2. ## Re: Independent exponential random variables

Originally Posted by I-Think
If $\displaystyle X_1$ and $\displaystyle X_2$ are independent exponential random variables with parameters $\displaystyle \lambda_{1}$ and $\displaystyle \lambda_{2}$, find the distribution of $\displaystyle Z=\frac{X_1}{X_2}$

Hints?
Quotient of two random variables

http://www.math.uiuc.edu/~r-ash/Stat/StatLec1-5.pdf

3. ## Re: Independent exponential random variables

As in the reference reported by Mr Fantastic if X and Y are independent random variables with p.d.f. $\displaystyle p_{x}(*)$ and $\displaystyle p_{y}(*)$, then the random variable $\displaystyle Z=\frac{X}{Y}$ has p.d.f...

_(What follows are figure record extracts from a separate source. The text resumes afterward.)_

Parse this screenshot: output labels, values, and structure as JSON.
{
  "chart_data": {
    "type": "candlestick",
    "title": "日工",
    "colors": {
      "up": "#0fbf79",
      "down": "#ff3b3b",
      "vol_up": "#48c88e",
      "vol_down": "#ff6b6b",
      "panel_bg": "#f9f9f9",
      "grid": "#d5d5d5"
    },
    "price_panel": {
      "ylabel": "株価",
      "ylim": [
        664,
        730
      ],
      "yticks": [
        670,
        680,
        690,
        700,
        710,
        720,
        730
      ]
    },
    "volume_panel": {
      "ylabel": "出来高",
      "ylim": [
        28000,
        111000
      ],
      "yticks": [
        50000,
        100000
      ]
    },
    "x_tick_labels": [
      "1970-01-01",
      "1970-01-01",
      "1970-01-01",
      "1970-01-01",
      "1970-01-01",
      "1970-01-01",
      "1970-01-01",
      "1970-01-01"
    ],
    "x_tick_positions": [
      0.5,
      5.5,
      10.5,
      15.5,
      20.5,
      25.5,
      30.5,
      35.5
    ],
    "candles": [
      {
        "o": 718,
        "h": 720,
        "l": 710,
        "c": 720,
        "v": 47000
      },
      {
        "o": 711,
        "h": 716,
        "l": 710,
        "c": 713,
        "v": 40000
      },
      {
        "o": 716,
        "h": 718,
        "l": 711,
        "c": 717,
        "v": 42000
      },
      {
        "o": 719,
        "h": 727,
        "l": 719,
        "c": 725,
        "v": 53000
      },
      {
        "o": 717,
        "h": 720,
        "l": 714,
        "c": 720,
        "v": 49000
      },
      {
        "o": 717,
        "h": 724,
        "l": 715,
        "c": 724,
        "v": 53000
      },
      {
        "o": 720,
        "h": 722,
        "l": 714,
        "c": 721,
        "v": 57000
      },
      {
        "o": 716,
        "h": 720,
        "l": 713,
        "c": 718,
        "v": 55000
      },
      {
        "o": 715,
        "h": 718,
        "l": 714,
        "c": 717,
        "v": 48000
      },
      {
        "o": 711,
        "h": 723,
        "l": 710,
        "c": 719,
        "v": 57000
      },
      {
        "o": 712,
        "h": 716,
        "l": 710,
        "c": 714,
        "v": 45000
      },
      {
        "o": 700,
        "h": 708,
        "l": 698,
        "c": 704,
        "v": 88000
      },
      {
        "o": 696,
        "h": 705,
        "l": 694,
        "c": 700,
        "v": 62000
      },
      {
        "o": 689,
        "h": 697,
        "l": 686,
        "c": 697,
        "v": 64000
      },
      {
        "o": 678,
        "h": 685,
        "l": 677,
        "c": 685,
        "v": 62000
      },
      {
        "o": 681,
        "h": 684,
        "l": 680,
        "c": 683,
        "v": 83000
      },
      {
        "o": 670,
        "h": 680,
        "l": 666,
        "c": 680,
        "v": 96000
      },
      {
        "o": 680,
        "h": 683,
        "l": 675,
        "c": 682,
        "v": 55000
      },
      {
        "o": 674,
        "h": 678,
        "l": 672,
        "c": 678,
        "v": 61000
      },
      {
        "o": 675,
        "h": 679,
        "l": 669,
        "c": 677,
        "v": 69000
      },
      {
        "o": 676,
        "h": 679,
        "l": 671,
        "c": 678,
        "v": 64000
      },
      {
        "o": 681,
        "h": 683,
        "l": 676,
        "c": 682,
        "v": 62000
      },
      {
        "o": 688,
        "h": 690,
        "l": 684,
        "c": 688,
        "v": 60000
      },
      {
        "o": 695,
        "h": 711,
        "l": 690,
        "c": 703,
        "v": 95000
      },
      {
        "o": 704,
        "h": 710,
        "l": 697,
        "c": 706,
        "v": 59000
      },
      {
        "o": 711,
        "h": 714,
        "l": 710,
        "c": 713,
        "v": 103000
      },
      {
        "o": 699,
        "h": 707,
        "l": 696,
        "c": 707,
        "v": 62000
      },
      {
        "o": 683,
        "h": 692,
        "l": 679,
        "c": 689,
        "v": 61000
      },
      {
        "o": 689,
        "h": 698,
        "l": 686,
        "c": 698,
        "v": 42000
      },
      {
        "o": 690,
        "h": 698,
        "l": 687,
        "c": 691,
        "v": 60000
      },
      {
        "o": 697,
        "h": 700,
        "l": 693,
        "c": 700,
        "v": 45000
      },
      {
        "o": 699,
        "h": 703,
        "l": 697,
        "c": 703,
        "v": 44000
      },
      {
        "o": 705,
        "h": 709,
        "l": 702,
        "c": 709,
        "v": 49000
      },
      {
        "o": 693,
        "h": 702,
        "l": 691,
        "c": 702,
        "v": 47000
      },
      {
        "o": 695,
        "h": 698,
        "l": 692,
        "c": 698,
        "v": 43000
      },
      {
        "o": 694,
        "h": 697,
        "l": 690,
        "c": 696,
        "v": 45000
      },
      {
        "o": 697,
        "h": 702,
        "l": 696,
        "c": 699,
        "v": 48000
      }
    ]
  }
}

$\displaystyle p_{z}(z)= \int_{- \infty}^{+ \infty} |y|\ p_{x}(z y)\ p_{y}(y)\ dy$ (1)

If X and Y are exponential random variables then...

$\displaystyle p_{x}(x)= \lambda_{1}\ e^{- \lambda_{1}\ x}\ u(x)$ (2)

$\displaystyle p_{y}(y)= \lambda_{2}\ e^{- \lambda_{2}\ y}\ u(y)$ (3)

... where u(*) is the Haeviside Step Function and (1) becomes after some steps...

$\displaystyle p_{z}(z)= \frac{\lambda_{1}}{\lambda_{2}}\ \frac{1}{(1+\frac{\lambda_{1}}{\lambda_{2}}\ z)^{2}}$ (4)

Surprisingly simple!...

Marry Christmas from Serbia

$\displaystyle \chi$ $\displaystyle \sigma$